Serving Clovis, Portales and the Surrounding Communities

Spin of Clinton’s environmental legacy misguided

Former Secretary of Interior Bruce Babbitt is out and about, flogging a book that offers a nostalgic look back on an American Golden Age, when Bill Clinton, his old boss, was in the White House. Fiction fans will love it, no doubt.

Among the episodes subjected to revisionist spin is Clinton’s use — some say misuse — of the Antiquities Act to designate national monuments in the West. Nearly a decade later, Babbitt acknowledges that mistakes were made in how the Clinton White House handled the designations — that is, in secret, without having the courtesy to consult Congress or state and local governments most affected.

But Babbitt insists that the most controversial of the designation — the creation of the 1.9 million-acre Grand Staircase Escalante National Monument, in Southern Utah — represents a “major chapter in the history of our public lands,” which Utahans will “come to see it as a great benefit for the entire state.” He might get away with such bunk in Salt Lake City, but Babbitt’s book tour conspicuously misses Kane and Garfield counties, where the designations are still hated and he isn’t a popular hombre.

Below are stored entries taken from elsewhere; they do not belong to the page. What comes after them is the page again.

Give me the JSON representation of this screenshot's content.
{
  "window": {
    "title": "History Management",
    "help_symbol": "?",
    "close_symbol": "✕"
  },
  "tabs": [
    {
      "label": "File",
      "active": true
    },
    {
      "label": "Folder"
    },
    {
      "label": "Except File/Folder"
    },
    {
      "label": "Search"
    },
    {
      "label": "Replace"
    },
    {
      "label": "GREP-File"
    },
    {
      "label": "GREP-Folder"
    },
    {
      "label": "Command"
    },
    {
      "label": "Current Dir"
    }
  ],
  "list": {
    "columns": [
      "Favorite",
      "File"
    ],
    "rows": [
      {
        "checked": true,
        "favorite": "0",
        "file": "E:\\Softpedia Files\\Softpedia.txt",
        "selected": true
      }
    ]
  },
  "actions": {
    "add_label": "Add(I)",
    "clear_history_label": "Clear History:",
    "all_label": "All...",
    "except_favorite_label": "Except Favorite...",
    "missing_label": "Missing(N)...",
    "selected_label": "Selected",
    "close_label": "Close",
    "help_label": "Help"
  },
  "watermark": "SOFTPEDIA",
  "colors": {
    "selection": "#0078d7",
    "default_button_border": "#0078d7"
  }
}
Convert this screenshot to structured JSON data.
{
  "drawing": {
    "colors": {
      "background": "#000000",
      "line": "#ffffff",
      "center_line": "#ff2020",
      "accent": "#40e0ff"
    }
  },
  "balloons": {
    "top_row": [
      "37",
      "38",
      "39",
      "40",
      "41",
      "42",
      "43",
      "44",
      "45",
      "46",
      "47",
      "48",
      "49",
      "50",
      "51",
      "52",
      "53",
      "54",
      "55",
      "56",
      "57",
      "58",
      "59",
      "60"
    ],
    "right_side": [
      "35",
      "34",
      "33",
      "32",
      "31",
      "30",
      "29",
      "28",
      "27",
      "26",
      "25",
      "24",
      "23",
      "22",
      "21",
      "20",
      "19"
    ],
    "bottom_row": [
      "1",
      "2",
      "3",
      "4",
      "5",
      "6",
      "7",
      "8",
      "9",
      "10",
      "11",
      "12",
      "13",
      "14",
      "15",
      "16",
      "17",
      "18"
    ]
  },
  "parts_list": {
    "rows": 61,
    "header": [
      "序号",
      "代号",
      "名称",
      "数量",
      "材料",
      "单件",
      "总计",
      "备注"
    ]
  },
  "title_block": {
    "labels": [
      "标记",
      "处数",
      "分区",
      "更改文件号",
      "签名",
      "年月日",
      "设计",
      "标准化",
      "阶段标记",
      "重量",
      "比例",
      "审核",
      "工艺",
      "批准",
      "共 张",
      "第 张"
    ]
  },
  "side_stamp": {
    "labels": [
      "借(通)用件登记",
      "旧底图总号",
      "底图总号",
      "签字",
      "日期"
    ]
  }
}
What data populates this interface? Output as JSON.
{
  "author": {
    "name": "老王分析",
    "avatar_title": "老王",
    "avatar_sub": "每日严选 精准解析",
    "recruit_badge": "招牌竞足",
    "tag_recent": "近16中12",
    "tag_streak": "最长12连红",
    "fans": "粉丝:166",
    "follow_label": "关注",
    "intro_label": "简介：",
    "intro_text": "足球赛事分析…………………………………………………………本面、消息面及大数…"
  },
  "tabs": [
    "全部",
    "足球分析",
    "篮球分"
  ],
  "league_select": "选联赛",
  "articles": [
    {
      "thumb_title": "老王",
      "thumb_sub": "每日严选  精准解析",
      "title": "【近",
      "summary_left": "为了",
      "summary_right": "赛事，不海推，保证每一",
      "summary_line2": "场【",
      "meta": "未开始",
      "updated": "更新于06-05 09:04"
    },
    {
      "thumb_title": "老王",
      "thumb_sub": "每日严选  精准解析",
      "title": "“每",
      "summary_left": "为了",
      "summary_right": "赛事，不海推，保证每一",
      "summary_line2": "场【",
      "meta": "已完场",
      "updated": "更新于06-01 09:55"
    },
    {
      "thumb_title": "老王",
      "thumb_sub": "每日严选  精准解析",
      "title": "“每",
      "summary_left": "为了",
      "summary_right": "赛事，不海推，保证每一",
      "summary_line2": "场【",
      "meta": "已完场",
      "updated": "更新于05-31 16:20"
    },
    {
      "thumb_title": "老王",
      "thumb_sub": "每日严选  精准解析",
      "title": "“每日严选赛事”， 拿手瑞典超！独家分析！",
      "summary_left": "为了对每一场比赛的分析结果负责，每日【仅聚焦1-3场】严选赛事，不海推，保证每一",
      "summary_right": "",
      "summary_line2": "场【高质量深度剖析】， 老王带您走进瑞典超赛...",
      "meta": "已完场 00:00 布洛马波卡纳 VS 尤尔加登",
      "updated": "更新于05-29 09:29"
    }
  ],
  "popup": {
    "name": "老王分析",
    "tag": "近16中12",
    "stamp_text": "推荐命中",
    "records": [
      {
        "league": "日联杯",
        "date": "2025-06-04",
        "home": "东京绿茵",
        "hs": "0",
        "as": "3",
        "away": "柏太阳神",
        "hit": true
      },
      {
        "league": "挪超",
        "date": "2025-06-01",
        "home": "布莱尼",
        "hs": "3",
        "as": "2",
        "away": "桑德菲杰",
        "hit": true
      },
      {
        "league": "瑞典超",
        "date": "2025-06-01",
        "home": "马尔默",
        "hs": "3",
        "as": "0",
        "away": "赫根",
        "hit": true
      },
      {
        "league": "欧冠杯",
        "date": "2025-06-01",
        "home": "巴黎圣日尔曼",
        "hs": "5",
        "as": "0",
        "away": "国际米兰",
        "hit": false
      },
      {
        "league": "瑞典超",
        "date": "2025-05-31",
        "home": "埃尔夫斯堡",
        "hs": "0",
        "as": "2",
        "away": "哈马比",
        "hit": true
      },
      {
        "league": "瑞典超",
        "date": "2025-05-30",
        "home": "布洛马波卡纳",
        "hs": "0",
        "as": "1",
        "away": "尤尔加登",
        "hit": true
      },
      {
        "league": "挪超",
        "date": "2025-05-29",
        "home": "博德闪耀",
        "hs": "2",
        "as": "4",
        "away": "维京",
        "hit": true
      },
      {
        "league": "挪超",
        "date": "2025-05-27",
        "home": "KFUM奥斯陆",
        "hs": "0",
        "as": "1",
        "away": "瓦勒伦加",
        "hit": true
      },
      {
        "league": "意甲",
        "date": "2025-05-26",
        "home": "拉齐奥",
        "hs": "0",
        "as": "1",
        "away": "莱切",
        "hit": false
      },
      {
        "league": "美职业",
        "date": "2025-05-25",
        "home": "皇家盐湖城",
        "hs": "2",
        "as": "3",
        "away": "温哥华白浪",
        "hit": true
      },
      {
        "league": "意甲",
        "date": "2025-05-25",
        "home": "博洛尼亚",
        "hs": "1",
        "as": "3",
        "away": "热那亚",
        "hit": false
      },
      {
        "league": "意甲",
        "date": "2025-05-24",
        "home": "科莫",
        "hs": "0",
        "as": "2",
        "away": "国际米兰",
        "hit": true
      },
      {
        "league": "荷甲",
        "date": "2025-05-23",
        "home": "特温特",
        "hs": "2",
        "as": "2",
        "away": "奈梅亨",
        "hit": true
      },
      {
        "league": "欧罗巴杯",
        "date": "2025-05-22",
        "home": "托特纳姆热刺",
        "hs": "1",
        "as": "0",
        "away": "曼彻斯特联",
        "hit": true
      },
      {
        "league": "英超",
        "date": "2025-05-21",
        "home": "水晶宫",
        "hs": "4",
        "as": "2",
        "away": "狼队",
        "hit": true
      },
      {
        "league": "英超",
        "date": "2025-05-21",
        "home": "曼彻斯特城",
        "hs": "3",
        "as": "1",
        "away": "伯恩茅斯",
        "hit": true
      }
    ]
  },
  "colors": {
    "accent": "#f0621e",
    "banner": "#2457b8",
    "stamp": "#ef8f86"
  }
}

So unpopular was the move in Utah that Clinton announced the decision in Arizona, on the south rim of the Grand Canyon, betting correctly that the national news media wouldn’t know the difference. And it remains unpopular today. The designation spawned numerous court battles and lingering bad feelings in the counties most affected. Overt and covert power struggles are still being waged between monument managers and local officials, over cattle grazing impacts and access to rural roads. So despite Babbitt’s spin, local opposition to the monuments seems as strongly felt as ever.

And whether the designation was far-sighted depends on who one talks to. One consequence of the designation Babbitt neglects to mention is the 62 billion tons of low-sulfur, high-BTU coal forever locked away inside the monument. Derailed by the designation was a plan for an underground mine that would have produced 2.5 million tons of coal a year for 30 years, bringing jobs and tax revenues to a poor part of the state. Natural gas fields also were locked away, as was an estimated 105 trillion cubic feet of coalbed methane.

All this was swept aside with a swipe of Clinton’s pen — in a bid not for posterity, but to secure the support of green groups during a re-election push. Not only is access to these precious energy resources now denied, but the taxpayers were forced to pay nearly $20 million to buy back mining and drilling leases issued prior to designation.

Babbitt might applaud the designation of the

capstone of Clinton’s environmental legacy. But we doubt average Westerners are cheering, as they gape at skyrocketing utility bills driven higher in part by higher coal prices. Had he and other Clinton administration “visionaries” been able to see a decade into the future, and anticipate the energy crunch this nation would be facing, they might have thought twice about forever locking away these resources.

But judging from Babbitt’s green-colored-glasses view of the world, maybe not.